Pride of the parish will not bow to Jayo factor

You will forgive Harry Murphy's boys if they don't bring their autograph books to Newbridge tomorrow

You will forgive Harry Murphy's boys if they don't bring their autograph books to Newbridge tomorrow. They do appreciate the predicament they are in; the seldom seen village team playing the blue and gold splendour of Na Fianna, the great story of this slimmed-down Gaelic winter.

The Rathnew manager has scanned the Na Fianna team-sheet and whistled with incredulity like the rest of us. They, too, have watched the Sunday evening highlights in which the city side were luminescent with effortlessly woven passages of play. Na Fianna's forward line alone is a roll call of Sunday sports matinee idols - Sherlock, Farrell, Connell.

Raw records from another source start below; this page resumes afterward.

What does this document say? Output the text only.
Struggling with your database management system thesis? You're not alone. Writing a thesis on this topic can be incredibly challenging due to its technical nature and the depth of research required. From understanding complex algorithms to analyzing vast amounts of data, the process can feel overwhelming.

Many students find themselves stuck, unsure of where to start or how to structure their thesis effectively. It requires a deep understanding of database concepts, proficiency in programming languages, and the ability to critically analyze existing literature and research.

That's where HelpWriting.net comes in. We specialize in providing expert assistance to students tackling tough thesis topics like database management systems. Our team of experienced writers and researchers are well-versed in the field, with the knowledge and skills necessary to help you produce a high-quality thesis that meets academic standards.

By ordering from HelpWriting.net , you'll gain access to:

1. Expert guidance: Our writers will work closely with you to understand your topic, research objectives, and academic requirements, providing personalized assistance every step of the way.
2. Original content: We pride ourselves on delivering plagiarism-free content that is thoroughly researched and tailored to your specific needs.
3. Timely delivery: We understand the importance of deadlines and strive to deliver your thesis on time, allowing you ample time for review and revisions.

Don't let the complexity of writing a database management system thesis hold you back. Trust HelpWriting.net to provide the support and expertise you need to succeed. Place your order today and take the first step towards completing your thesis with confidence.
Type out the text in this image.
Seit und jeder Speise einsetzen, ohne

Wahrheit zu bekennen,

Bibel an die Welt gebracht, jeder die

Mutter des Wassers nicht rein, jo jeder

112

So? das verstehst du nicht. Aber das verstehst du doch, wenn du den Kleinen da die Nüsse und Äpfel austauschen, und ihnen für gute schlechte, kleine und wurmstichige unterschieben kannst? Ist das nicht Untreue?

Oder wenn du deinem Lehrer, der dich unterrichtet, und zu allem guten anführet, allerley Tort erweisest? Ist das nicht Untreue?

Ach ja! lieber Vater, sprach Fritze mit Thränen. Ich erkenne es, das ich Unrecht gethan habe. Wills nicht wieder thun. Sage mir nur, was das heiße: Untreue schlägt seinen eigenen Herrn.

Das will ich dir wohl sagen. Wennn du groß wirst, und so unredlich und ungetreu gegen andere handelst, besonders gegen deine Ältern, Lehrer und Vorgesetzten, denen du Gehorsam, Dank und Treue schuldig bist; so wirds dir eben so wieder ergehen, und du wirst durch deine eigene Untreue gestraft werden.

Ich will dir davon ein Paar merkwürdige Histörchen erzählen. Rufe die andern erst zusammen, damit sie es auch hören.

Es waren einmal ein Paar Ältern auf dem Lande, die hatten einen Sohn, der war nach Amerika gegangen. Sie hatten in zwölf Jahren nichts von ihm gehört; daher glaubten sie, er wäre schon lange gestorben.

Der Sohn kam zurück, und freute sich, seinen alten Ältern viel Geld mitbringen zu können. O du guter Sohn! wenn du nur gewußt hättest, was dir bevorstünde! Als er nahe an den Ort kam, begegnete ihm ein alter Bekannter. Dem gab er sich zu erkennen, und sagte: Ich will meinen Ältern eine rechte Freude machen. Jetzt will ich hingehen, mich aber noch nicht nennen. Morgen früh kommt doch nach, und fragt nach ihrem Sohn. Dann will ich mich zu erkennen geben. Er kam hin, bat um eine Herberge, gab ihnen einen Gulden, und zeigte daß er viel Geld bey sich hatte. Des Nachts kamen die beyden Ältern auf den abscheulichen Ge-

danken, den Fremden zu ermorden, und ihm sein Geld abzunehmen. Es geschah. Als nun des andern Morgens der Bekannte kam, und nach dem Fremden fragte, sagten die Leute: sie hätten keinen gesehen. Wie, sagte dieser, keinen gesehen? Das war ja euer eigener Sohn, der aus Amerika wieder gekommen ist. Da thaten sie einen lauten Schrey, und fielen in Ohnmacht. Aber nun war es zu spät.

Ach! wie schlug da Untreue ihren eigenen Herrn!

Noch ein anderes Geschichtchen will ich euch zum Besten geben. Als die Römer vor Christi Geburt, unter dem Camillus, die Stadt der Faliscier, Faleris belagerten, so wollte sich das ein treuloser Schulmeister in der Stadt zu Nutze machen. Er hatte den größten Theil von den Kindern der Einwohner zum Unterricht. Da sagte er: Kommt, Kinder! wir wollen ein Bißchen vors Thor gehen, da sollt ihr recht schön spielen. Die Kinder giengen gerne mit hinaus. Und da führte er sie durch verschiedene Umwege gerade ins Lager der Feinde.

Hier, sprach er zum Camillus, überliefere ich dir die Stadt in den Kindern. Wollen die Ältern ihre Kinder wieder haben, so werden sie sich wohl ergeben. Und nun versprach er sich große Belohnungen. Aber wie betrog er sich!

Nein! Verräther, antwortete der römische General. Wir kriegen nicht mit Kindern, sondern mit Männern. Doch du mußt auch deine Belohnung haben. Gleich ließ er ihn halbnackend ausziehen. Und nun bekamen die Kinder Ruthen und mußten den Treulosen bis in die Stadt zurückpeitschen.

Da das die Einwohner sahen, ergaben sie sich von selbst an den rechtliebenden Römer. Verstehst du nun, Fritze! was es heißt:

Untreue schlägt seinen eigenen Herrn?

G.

Harry Murphy's lads have also known what it is to shudder at another Kieran McGeeney block and admired the way this steadfast Armagh star has become an integral element of the Dublin club. And they can but shrug at the way fate ushered a fullback of the calibre of Sligo's Nigel Clancy through Na Fianna's gates, proving that life isn't fair.

Rathnew take their hats off to Na Fianna, same as everyone else, it's just that on Sunday, they want to beat them.

READ MORE

"This is the classic case of David and Goliath," admits Murphy, Rathnew bred from his first breath. "What more could you ask for?"

It has taken patience and a lot of silverware for the Wicklow club to arrive at this threshold. To get people to sit up and take notice. Of their 28 county football championships, the most recent have fallen in a deluge. They won three in a row from 1996 and beyond the county, there was not so much as a blink. So they promptly acquired a further three. Even then, the applause was muted.

But Rathnew have never been about attention seeking. An interesting aside to the main thrust of a team that has been developing since Moses Coffey began working on the embryo of a minor team in 1990, has been their recent dramas with Meath champions Dunshaughlin. The teams met last year in the early stages of the Leinster club championship and whatever the chemistry, the got entangled in a series of games that ran for longer than Dynasty.

It took three full games and extra time to separate them last year and when they were paired again this winter, it took a further three ties, with Rathnew finally emerging.

"I feel we grew as a team through those games. There were so many twists to it - we got out of jail the second day with Tommy Gill's goal and a late point but through it all, the spirit of the side seemed to grow."

That Dunshaughlin turned up to cheer their conquerors on in the Leinster semi-final against Edenderry speaks volumes for the class of the Meath side but it also reflects handsomely on Rathnew. The Meath boys' presence was a salute to virtues they obviously respected.

Harry Murphy says that Rathnew's success revolves around the parish principle that has almost become a clichΘ. As a marker on the main Dublin-Wexford artery, it is close enough to the capital to bear the brunt of commuter traffic but separate enough to retain a village obscurity, a private existence.

"We have about 1,800 people or less and we are trapped in a sense in a tight football triangle. Go half a mile in any direction and you have lads playing for Wicklow or Ashford so the base we pick from is very confined. But there has always been a great depth of feeling for the local club and the hunger seems incessant."

But many towns have incessant hunger for a bit of winter glory. Rathnew were fortunate in that a crop of talent took Communion in the same era, from Darren and Ronan Coffey to Trevor Doyle and Eddie White.

From the 1990 minor team, the same players progressed through under 21B, under-21 to a senior title in 1996. Then a new wave gave them a dominant foothold, with Tommy Gill, Barry Mernagh and Stephen Byrne all coming through.

"Stephen is only 19 and he already has three county medals behind him," noted Murphy. "Many lads went all their lives playing without coming anywhere close to that. We don't have a huge squad at our disposal but we do have quality and players get an opportunity at a young age."

This Leinster football final has all the scripted connotations. City versus parish. Big against small. Gel versus Brylcreem. Not that Na Fianna have been swaggering around the province with a bag full of boasts.

The city side have gone about the business of winning football matches but did so in such a manner they couldn't but catch eyes. And their liberal interpretation of the substitute rule didn't exactly help them to arrive here quietly.

"The way they responded to that shows the character they have," says Murphy. "And they have come through a tough few games against Sarsfields now which should help them. I doubt having played last week will cause them any problems, if anything it could bring them on. They are a super team, you know, the attention has been mainly on them and I suppose deservedly so."

Now, however, Rathnew are there with the last of the survivors. Tomorrow, the commuter stop will come close to the original deserted village. Harry Murphy is reluctant to predict how the game might pan out, only pointing out his team always seem to find a way to win. That has been their habit for, oh, half a dozen years now. Nothing they have experienced in that time will even touch upon the scale of tomorrow's meeting. This is what Rathnew have waited for. This is what keeps such villages alive.